Frequently Asked Questions (FAQ)

Q1: Can I test a BLDC motor without a controller?
Yes. Using a multimeter, you can test for continuity, resistance, and insulation without needing the controller connected.

Q2: What if my BLDC motor has more than three wires?
Some BLDC motors include Hall sensors or temperature sensors. Always consult the wiring diagram before testing.

Q3: Why do my phase resistances differ slightly?
Small differences are normal. However, large variations indicate winding imbalance or damage.

Q4: Can a multimeter detect winding shorts accurately?
It can detect major faults. For microscopic turn-to-turn shorts, advanced tools like LCR meters or surge testers are needed.

Q5: How often should I test my BLDC motor?
Every 6 to 12 months, or whenever abnormal vibration, noise, or heat is noticed.

References

Hughes, A. & Drury, B. (2019).
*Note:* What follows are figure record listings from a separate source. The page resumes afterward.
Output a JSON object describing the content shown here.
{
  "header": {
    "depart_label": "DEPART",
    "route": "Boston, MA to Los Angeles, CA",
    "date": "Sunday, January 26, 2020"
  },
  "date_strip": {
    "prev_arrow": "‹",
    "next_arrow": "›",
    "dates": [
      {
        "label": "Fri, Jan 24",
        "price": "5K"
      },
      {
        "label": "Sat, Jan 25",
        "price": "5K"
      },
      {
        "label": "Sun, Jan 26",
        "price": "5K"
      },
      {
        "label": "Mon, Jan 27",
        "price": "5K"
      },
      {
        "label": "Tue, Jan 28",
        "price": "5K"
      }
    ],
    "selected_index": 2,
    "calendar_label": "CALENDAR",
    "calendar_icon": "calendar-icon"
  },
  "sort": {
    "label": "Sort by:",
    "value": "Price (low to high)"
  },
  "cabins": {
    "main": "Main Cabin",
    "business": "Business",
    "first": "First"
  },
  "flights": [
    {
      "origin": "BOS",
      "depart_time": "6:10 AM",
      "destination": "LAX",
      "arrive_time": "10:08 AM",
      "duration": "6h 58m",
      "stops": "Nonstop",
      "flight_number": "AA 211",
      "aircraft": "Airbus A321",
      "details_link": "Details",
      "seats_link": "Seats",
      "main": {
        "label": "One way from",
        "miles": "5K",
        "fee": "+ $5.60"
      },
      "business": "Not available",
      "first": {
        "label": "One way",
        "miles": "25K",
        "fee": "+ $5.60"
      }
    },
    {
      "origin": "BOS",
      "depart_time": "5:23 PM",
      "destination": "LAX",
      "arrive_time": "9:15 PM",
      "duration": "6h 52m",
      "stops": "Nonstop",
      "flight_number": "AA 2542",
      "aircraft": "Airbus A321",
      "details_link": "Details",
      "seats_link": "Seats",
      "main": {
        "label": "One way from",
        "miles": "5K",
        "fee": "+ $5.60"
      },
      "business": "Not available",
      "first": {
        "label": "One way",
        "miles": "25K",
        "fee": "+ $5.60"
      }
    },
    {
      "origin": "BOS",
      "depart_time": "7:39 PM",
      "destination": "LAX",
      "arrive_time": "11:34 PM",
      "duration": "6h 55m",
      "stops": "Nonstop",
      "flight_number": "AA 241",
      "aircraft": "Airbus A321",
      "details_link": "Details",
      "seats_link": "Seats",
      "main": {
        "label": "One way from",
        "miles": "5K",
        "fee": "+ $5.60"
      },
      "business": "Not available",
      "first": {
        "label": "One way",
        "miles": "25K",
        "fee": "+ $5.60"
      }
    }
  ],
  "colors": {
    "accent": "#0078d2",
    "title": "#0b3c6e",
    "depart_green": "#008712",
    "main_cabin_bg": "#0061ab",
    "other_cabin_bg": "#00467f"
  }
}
Electric Motors and Drives: Fundamentals, Types and Applications. Elsevier.

Chapman, S. J. (2012). Electric Machinery Fundamentals. McGraw-Hill.

United Motion Inc. Internal Product Documentation, 2025.

P. C. Sen (2013). Principles of Electric Machines and Power Electronics. Wiley.

IEEE Industry Applications Society. Testing and Diagnostics of BLDC Machines, Journal of Applied Mechanics (2021).